The sound of the tin can bouncing over its floorboards put the school on edge. Besides which, it was hungry.
The council member laughed. With the policemen he began a slow search of the building. The policemen reluctantly tagged along, unlike the council member visualising their younger selves racing down the corridors. They were local boys and had been pupils of St. Georges. The school picked up the memories, delighting in the taste of eagerly remembered feelings of nostalgia and recoiling from the negative feelings of distain that emanated from one of them. It felt their tread as the men explored its empty rooms.
‘I’ve scheduled demolition for Tuesday. Not before time.’ The Council member said.
The two policemen sighed. Each cast a regretful eye upon the crumbling structure surrounding them.
‘Not before bloody time.’ He murmured. He particularly hated old Edwardian schools with their claustrophobic classrooms full of shadows and ghosts. He would be pleased to see its plaster gargoyles and grey walls pulled down.
They continued, searching every floor.
‘Nothing of course.’ He pointed downwards with his pen. ‘We’ll look around in the basement, although god knows what’s down there.’ He chuckled.
Searching around, he found the door to the boiler room. Unlike the other doors, it was locked. He kicked it and it opened. The smell was overwhelming.
The light was flicked on and the three men carefully navigated the uncertain steps. The boiler room was in shadows. The smell was worrying. Searching, they found nothing untoward until the ever vigilant council member saw a pile of assorted junk in a corner. In his usual assured manner he approached it. His face fell when before him he saw bones and ripped and discarded clothing.
‘Jesus’ said one of his companions, ‘there’s dozens of them.
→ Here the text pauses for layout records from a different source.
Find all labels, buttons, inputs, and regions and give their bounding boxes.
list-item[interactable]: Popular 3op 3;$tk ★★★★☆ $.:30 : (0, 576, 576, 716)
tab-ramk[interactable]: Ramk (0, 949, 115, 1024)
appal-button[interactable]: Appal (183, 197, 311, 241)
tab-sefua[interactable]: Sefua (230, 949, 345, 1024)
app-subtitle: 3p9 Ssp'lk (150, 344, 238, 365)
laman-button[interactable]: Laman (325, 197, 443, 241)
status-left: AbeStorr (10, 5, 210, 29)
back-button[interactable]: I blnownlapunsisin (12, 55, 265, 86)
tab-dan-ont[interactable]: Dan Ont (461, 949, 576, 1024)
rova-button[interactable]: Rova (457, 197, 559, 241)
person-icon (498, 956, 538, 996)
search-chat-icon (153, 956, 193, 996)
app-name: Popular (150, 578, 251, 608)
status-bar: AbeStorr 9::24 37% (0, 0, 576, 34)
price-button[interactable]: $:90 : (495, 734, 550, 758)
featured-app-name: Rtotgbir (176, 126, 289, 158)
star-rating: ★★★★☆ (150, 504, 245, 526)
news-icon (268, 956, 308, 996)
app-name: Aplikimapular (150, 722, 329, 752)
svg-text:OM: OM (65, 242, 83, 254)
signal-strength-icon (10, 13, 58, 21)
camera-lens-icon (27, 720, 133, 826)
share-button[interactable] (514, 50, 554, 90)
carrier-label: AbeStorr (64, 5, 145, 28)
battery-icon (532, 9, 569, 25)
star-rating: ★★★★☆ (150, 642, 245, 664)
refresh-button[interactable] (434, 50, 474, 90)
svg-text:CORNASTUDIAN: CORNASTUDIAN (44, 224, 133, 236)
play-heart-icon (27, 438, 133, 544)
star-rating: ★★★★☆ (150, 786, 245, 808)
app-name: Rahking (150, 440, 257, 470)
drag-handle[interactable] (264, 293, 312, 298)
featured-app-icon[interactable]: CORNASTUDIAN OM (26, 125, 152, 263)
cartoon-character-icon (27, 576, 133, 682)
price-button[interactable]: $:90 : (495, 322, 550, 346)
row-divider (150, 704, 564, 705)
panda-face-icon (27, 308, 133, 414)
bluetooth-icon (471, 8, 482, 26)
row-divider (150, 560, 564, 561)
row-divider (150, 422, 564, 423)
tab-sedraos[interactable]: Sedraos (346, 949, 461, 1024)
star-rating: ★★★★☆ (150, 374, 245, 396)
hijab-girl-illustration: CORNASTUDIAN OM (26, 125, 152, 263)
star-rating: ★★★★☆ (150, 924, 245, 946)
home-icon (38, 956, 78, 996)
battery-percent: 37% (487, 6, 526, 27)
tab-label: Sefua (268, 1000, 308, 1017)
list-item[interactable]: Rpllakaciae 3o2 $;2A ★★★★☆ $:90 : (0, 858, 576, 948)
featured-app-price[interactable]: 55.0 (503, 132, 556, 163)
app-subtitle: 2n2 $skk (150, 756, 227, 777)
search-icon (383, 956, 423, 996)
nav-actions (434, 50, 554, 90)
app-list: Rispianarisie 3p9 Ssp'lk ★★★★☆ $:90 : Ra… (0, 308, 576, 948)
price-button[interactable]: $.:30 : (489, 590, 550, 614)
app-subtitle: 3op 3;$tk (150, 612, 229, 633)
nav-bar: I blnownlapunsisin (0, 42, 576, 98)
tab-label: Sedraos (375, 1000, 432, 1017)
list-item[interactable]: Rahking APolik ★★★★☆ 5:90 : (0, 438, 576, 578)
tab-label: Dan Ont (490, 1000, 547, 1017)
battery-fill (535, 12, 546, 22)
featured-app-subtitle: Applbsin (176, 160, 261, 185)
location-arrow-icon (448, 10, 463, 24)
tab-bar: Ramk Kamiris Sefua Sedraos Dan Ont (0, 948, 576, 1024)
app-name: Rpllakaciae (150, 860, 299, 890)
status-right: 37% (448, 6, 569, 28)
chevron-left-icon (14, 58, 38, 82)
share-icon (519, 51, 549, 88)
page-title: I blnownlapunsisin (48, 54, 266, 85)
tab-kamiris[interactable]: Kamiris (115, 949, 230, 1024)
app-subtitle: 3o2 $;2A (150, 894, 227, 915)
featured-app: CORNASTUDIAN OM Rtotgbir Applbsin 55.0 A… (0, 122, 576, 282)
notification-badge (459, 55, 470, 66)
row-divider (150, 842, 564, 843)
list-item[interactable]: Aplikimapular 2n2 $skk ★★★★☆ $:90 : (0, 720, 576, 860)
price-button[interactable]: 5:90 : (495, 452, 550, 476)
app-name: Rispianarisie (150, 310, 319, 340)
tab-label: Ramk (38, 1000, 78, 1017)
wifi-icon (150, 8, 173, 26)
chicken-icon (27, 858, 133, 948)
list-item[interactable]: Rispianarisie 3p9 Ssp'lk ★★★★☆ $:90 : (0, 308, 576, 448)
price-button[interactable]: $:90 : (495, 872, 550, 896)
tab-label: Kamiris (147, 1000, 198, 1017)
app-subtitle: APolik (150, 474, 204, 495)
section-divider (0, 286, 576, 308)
Dozens of bodies.’
The council member turned, shock etched into his pallid features. Within a moment, his mouth was jerked open in a scream as both his arms were ripped off. A policeman clutching his truncheon immediately lost his head. It twirled in the air, falling back face down. The second policeman had his heart ripped out. Blood shot into the schools many receptacles. Intestines were dragged out disappearing into the shadows.
After eating the council member’s brain the school felt nauseous. The man’s thoughts were of the school, cruel thoughts that filled it with fear. It shook. It felt its end. The brain carried memories of its end, even if the school didn’t fully understand what the word and idea meant. It had no concept of dying.